单层二维层状半导体具有良好的机械强度、柔韧性和压电性能，在自驱动电子皮肤领域具有广泛应用前景。目前柔性电子器件制备过程中二维材料的转移引入大量杂质和缺陷，严重降低器件性能；柔性基底低温可控生长大面积高质量二维半导体的方法仍然匮乏。本项目基于对柔性基底表面能和反应活性的调控，提出近稳态源和限域空间结合的化学气相沉积法在柔性基底低温可控生长大面积单层二硫化钼原子压电晶体，并将其应用于高性能自驱动电子皮肤器件。

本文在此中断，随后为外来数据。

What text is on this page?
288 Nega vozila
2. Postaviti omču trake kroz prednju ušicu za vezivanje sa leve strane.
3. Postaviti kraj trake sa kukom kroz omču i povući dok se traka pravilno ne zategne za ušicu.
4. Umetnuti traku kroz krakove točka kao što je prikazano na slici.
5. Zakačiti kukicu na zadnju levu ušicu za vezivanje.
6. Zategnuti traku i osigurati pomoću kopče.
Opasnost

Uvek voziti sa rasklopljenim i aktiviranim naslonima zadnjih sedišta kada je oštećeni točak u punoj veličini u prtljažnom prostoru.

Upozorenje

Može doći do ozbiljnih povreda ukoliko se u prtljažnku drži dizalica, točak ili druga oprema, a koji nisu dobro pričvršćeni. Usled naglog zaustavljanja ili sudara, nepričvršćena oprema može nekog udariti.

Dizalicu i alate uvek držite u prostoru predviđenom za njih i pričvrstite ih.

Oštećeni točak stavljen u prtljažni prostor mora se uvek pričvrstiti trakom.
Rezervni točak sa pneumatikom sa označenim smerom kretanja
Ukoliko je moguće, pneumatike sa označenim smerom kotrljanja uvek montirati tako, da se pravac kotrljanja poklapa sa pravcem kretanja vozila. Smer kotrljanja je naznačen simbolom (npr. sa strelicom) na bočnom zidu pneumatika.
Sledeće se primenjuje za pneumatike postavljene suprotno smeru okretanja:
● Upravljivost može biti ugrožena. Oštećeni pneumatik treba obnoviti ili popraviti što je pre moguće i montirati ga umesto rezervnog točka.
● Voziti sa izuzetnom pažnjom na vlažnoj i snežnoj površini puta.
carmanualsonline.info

主要研究内容是通过调控柔性基底表面成分和形貌、反应动力学和热力学参数，实现大面积、厚度均一、高质量单层二硫化钼的可控生长，阐明基底调控规律和低温生长机理；探索电极材料、接触结构、晶界结构、晶界取向分布对压电性能的影响规律，建立晶界和压电性能的原子尺度模型；考察自驱动电子皮肤器件对人体生理活动的监测性能。本项目的实施为柔性基底低温可控制备二维层状半导体及其在柔性电子器件中应用奠定基础。

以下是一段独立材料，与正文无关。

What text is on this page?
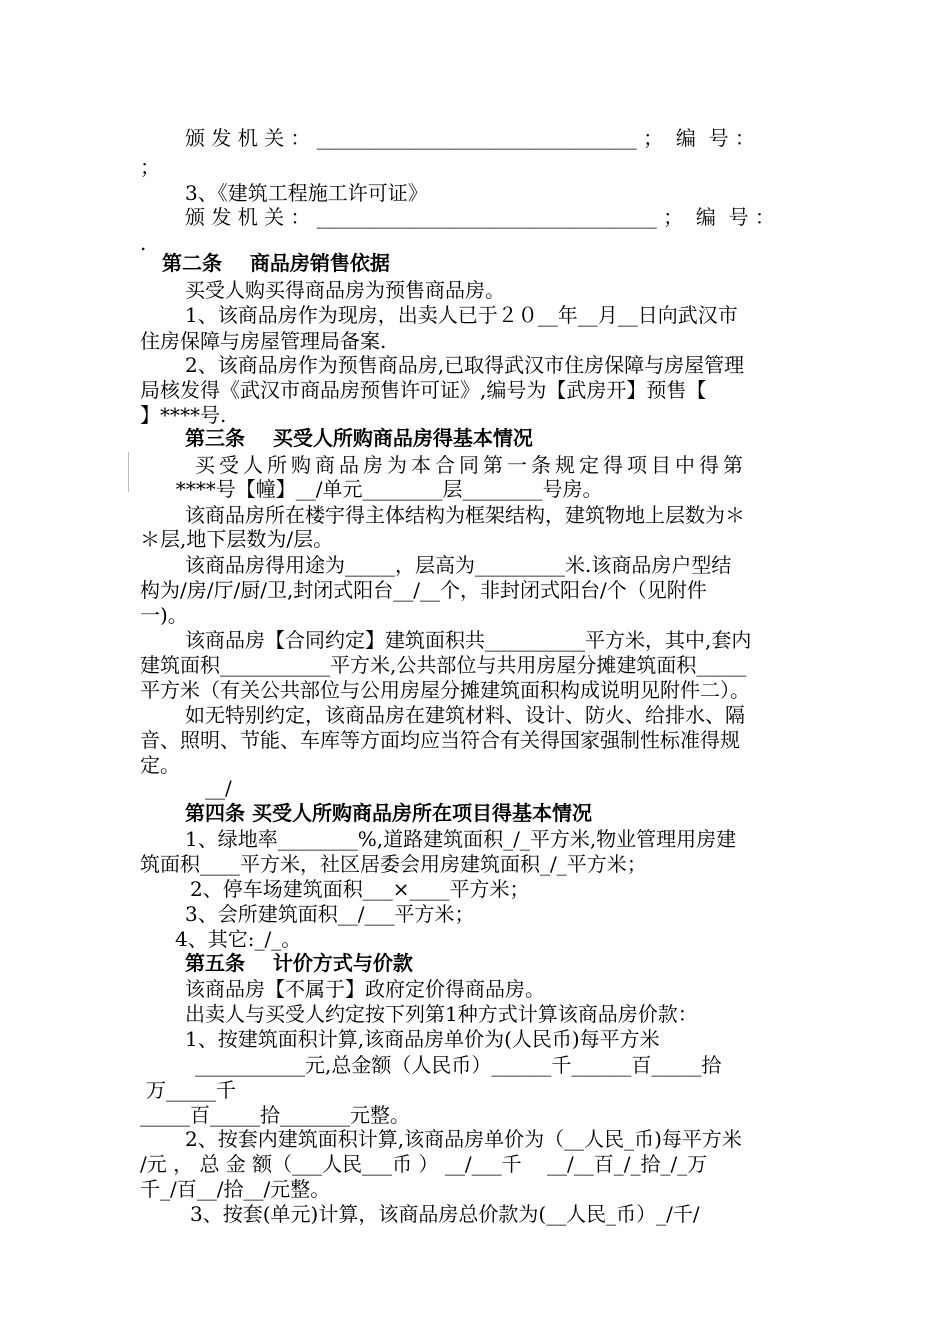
颁 发 机 关 ： ________________________________ ；  编  号 ：
；
3、《建筑工程施工许可证》
颁 发 机 关 ： __________________________________ ；  编  号 ：
.
第二条    商品房销售依据
买受人购买得商品房为预售商品房。
1、该商品房作为现房，出卖人已于２０__年__月__日向武汉市
住房保障与房屋管理局备案.
2、该商品房作为预售商品房,已取得武汉市住房保障与房屋管理
局核发得《武汉市商品房预售许可证》,编号为【武房开】预售【
】****号.
第三条    买受人所购商品房得基本情况
买受人所购商品房为本合同第一条规定得项目中得第
****号【幢】__/单元________层________号房。
该商品房所在楼宇得主体结构为框架结构，建筑物地上层数为＊
＊层,地下层数为/层。
该商品房得用途为_____，层高为_________米.该商品房户型结
构为/房/厅/厨/卫,封闭式阳台__/__个，非封闭式阳台/个（见附件
一)。
该商品房【合同约定】建筑面积共__________平方米，其中,套内
建筑面积___________平方米,公共部位与共用房屋分摊建筑面积_____
平方米（有关公共部位与公用房屋分摊建筑面积构成说明见附件二）。
如无特别约定，该商品房在建筑材料、设计、防火、给排水、隔
音、照明、节能、车库等方面均应当符合有关得国家强制性标准得规
定。
__/
第四条 买受人所购商品房所在项目得基本情况
1、绿地率________%,道路建筑面积_/_平方米,物业管理用房建
筑面积____平方米，社区居委会用房建筑面积_/_平方米；
2、停车场建筑面积___×____平方米；
3、会所建筑面积__/___平方米；
4、其它:_/_。
第五条    计价方式与价款
该商品房【不属于】政府定价得商品房。
出卖人与买受人约定按下列第1种方式计算该商品房价款：
1、按建筑面积计算,该商品房单价为(人民币)每平方米
___________元,总金额（人民币）______千______百_____拾
万_____千
_____百_____拾_______元整。
2、按套内建筑面积计算,该商品房单价为（__人民_币)每平方米
/元 ， 总 金 额（___人民___币 ） __/___千    __/__百_/_拾_/_万
千_/百__/拾__/元整。
3、按套(单元)计算，该商品房总价款为(__人民_币）_/千/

基本上完成了题目为“柔性基底生长大面积单层二硫化钼及其在自驱动电子皮肤中应用研究”的项目研究，基本上达到了项目的预期目标。发展了大面积单层二硫化钼的制备方法，构筑了单层二硫化钼压电器件，揭示了晶界对单层二硫化钼压电性能的调控规律；探索了集成化单层二硫化钼电子皮肤器件的加工条件及优化工艺，在此基础上构筑了具有良好的灵敏度、稳定性和空间分辨率的电子皮肤器件，实现对人体不同部位运动的有效探测。本项目为二维压电材料集成化自驱动电子皮肤器件的设计、构筑及应用提供理论和技术支持。.依托本项目发表11篇SCI论文，出版学术著作1部，获批国家发明专利1项；获得2019年度黑龙江省高校科学技术奖一等奖（第三完成人）。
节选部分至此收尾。